If the individual’s crystallised and uncrystallised lump sum rights exceeded £375,000 on 5 April 2006 this certificate will also show the percentage of the value of total benefits coming into payment that can be paid as a pension commencement lump sum.
If there is a nil value (0%) on the certificate, this means that no tax-free lump sum is payable.
If there is no information about lump sums on the certificate, this means that the individual has no protected lump sum rights under enhanced protection (because his lump sum rights did not exceed £375,000 on 5 April 2006).
If on 5 April 2006 an individual could have taken all their benefits from all their pension schemes (that become registered pension schemes on 6 April 2006) as a tax free lump sum the certificate will show 100%. This means that if certain conditions are met all the member’s rights under the scheme may be paid as a tax free lump sum. This type of lump sum is a stand-alone lump sum and RPSM03303061 gives more information on the payment conditions.
You may also wish to seek confirmation from the member that the certificate is still valid and follow the instructions at RPSM03303040.
Enhanced protection valid
You may pay a tax-free lump sum from the scheme provided the percentage of the benefits derived by the following methods does not exceed the percentage shown on the HMRC certificate. Please note that where the lump sum is paid partly from disqualifying pension credit rights or from sums or assets previously designated for the payment of an unsecured pension, the value of the residual pension must be reduced by the value of the disqualifying or designated rights.
The lump sum paid is divided by the lump sum paid plus the value of the residual pension. The result is then multiplied by 100 and expressed as a percentage. The value of the residual pension is as follows
- where it is a lifetime annuity, the sums and the market value of the assets used to purchase the annuity,
- where it is an unsecured pension, the sums and the market value of the assets designated to provide the pension,
- where it is a scheme pension, provided under a defined benefits arrangement the annual amount of the initial pension multiplied by 20 (or another factor where this has been agreed by HMRC).
Where it is a scheme pension provided under a money purchase arrangement the scheme pension purchase price.

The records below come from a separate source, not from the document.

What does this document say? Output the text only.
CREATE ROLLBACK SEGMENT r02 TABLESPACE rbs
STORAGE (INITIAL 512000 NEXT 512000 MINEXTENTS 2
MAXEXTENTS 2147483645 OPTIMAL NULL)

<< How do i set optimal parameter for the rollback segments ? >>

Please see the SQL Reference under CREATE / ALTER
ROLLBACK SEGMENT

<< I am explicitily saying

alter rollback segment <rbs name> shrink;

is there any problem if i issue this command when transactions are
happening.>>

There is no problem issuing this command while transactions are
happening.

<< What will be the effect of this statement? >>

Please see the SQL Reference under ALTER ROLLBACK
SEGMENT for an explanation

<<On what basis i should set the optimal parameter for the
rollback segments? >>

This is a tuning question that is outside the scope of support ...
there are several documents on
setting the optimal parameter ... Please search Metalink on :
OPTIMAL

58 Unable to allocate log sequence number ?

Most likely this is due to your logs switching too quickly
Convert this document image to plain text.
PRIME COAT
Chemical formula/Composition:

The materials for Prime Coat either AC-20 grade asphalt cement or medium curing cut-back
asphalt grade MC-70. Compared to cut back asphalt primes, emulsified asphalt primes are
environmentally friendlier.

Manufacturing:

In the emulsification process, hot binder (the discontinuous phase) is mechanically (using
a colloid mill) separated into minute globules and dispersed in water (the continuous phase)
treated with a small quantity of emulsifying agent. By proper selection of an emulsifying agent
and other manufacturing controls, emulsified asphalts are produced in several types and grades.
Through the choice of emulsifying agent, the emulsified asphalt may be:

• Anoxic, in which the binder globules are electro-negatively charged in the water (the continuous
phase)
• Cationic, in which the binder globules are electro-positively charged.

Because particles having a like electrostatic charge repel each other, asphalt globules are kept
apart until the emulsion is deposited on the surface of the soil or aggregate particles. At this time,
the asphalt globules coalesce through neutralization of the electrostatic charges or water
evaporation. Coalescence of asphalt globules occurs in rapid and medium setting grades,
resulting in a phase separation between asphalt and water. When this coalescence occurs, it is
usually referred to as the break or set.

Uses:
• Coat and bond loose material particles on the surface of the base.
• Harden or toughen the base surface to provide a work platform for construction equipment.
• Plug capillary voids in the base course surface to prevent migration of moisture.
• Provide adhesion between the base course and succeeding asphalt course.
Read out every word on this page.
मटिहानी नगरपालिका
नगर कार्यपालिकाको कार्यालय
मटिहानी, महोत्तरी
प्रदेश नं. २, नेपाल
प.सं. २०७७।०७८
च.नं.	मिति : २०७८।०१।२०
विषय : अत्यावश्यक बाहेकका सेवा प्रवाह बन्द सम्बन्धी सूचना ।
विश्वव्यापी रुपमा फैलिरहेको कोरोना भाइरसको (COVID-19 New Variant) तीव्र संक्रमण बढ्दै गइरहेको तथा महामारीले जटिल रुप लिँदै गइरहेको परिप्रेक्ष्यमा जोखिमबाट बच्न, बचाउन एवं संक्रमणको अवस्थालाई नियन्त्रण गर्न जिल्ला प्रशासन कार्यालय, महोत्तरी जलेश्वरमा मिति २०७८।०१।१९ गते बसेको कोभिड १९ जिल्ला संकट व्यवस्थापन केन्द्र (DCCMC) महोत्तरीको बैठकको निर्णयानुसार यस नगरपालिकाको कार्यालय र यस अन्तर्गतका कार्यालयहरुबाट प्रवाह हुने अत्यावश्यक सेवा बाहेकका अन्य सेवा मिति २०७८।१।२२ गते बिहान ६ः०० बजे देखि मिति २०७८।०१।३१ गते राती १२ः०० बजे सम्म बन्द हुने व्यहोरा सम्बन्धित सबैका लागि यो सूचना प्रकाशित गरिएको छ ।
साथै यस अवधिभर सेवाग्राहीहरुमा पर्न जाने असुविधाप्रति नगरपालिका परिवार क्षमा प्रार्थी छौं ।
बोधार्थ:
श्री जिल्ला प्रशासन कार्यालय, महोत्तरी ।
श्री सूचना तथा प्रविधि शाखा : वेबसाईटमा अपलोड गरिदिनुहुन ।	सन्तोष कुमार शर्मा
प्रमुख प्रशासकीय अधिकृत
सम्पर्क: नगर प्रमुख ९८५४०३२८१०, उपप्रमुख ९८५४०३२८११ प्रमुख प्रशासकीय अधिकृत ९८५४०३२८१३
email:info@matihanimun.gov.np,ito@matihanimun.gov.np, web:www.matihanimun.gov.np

Where the certificate of enhanced protection is not produced or it is not yet available
If the member does not provide you with an HMRC certificate as evidence of the lump sum payable, you will need to consider whether or not you should pay out any lump sum benefits in excess of those usually permitted under paragraphs 1 to 3 of Schedule 29 FA 2004 - see RPSM09104200 (unless the member has lump sum rights of more than 25% in the scheme). If you do, part or all of the lump sum payment may be an unauthorised member payment and the member could be liable to an unauthorised payments charge. The scheme administrator may also be liable to a scheme sanction tax charge - see RPSM04104000. If the payment is more than 25% of scheme funds, the scheme's registration may also be withdrawn.